A persistência em atividades ilícitas, mesmo sob vigilância judicial, levou o Núcleo de Justiça 4.0 de Cuiabá a manter a prisão preventiva da enfermeira Poliana Rodrigues da Silva. A decisão, proferida pelo magistrado Cássio Leite de Barros Netto durante audiência de custódia na última sexta-feira (24), se fundamentou no fato de que medidas cautelares anteriores, como a prisão domiciliar, não foram suficientes para impedir que a acusada continuasse a exercer ilegalmente a medicina.

À frente da clínica "Fábrica dos Glúteos", localizada no bairro Jardim Europa, Poliana é investigada por expor pacientes a riscos severos de morte e deformidades. Segundo a Delegacia Especializada de Defesa do Consumidor (Decon), a enfermeira realizava procedimentos invasivos privativos de médicos, como aplicação de Plasma Rico em Plaquetas (PRP), ozonioterapia e soroterapia, utilizando produtos vencidos ou sem registro na Anvisa, como toxinas botulínicas de origem sul-coreana.

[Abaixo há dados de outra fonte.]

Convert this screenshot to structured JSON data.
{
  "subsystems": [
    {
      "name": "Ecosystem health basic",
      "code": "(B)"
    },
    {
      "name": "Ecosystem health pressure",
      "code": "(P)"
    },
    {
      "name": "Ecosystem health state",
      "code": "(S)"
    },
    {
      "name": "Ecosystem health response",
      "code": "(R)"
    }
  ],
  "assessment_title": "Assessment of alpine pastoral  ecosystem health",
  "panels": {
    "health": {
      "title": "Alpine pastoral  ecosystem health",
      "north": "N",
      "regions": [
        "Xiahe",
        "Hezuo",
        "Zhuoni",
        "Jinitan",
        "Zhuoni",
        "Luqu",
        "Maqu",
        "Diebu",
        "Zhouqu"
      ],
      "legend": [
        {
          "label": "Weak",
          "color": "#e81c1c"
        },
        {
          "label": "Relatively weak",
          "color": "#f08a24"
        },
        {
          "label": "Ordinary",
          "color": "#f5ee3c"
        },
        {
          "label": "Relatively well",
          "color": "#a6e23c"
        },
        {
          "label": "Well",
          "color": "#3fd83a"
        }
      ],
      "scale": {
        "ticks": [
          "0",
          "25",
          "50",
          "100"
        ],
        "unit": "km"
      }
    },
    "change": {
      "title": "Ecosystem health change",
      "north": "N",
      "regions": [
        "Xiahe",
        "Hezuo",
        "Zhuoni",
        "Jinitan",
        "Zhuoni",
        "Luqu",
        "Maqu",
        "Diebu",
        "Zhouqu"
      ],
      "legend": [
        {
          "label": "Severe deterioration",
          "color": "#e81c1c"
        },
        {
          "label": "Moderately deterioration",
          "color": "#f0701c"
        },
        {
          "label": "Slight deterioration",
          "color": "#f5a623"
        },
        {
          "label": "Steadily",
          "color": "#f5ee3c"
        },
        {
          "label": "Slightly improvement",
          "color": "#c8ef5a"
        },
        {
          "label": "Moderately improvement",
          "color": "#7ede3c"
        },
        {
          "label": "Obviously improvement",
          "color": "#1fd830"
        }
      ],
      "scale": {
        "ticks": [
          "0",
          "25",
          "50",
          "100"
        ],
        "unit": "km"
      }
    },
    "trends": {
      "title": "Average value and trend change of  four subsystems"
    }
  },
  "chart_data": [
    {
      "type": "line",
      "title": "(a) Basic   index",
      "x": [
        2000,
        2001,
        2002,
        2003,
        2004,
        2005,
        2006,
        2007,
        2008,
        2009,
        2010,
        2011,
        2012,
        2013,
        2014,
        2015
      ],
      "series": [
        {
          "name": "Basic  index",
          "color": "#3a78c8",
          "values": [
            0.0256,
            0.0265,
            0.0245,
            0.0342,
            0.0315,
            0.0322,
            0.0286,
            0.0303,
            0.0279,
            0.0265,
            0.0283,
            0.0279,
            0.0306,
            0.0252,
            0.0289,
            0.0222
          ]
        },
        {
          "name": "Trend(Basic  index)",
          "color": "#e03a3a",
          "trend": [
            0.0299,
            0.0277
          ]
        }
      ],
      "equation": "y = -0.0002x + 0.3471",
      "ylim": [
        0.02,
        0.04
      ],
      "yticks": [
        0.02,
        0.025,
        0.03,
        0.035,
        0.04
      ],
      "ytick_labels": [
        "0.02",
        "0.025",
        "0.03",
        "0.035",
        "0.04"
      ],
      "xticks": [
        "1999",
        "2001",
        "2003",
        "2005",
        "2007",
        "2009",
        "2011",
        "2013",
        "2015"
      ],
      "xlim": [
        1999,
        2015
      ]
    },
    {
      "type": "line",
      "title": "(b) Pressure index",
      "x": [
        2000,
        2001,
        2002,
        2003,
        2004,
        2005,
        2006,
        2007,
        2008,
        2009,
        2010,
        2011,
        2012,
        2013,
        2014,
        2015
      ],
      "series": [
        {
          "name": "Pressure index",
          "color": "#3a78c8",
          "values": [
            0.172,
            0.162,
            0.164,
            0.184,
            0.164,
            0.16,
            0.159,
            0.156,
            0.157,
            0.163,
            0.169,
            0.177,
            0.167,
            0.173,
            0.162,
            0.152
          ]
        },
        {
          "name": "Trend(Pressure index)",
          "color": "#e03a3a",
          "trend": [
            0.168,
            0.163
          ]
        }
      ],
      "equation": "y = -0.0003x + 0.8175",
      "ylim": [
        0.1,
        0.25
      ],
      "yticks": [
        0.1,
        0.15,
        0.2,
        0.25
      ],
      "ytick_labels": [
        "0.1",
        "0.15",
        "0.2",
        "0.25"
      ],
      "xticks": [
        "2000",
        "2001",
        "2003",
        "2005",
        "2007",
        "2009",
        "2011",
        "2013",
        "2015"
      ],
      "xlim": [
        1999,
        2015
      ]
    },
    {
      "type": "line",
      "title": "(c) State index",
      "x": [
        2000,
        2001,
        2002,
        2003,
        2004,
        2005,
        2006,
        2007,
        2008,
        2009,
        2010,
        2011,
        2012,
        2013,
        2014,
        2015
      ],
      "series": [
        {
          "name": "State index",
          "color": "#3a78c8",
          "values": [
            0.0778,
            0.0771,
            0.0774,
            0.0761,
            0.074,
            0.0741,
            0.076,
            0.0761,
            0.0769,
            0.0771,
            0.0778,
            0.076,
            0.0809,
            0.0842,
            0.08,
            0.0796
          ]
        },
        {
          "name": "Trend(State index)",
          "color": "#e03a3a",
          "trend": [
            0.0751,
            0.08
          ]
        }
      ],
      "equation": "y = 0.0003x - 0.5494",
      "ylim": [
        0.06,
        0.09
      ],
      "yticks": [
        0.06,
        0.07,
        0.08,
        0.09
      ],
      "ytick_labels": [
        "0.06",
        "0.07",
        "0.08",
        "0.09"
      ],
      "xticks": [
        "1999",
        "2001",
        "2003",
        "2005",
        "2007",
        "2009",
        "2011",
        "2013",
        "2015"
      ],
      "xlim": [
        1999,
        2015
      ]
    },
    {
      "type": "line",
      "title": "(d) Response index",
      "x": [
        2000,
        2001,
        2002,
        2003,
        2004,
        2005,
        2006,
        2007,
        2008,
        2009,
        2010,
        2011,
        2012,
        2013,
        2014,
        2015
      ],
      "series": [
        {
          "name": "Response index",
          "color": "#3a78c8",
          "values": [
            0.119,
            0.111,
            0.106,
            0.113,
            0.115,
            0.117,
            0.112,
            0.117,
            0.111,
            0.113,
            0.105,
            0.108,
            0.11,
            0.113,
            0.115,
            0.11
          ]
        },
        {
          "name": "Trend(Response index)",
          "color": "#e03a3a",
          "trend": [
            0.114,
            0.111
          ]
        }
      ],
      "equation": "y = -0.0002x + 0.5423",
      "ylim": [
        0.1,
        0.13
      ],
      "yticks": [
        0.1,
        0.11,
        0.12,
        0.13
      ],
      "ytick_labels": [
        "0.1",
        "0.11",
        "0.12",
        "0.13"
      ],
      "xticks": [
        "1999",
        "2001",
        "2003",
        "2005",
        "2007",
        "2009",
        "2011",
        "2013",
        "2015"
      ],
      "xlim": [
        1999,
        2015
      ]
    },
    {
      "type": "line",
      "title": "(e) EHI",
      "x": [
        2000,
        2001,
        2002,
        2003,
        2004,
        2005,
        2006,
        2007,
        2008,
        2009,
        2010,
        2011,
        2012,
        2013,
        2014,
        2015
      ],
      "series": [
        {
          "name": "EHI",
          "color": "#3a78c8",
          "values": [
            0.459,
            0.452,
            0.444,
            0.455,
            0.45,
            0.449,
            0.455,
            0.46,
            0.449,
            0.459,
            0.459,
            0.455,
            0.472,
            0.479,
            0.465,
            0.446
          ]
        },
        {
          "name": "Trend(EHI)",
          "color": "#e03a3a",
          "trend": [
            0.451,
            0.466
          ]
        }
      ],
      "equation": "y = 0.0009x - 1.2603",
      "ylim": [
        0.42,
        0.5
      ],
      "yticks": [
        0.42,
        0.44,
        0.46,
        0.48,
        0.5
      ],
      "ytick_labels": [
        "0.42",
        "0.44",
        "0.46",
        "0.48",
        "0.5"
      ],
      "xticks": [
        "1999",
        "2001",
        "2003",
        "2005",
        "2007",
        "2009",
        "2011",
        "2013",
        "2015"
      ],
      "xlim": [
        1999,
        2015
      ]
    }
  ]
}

LEIA MAIS: Enfermeira é presa se passando por médica em clínica de estética de Cuiabá

O enfermeira ainda se autointitulava "Dra. Poliana" nas redes sociais. As investigações apontam que, mesmo após a interdição de seu estabelecimento pela Vigilância Sanitária, ela continuou realizando atendimentos clandestinos em outros endereços e chegou a tentar abrir uma nova unidade sob outro nome, ignorando as ordens das autoridades.

O histórico da acusada também pesou na manutenção da custódia: no momento desta nova prisão, ela já fazia uso de tornozeleira eletrônica em decorrência de antecedentes criminais por tráfico de drogas.

Diante do risco de reiteração criminosa, a Justiça determinou, além da prisão, a suspensão de seu registro profissional junto ao Coren-MT, o bloqueio de suas redes sociais e a suspensão do CNPJ de sua empresa. O Ministério Público agora deverá se manifestar sobre os documentos da defesa antes de uma nova análise do pedido de liberdade.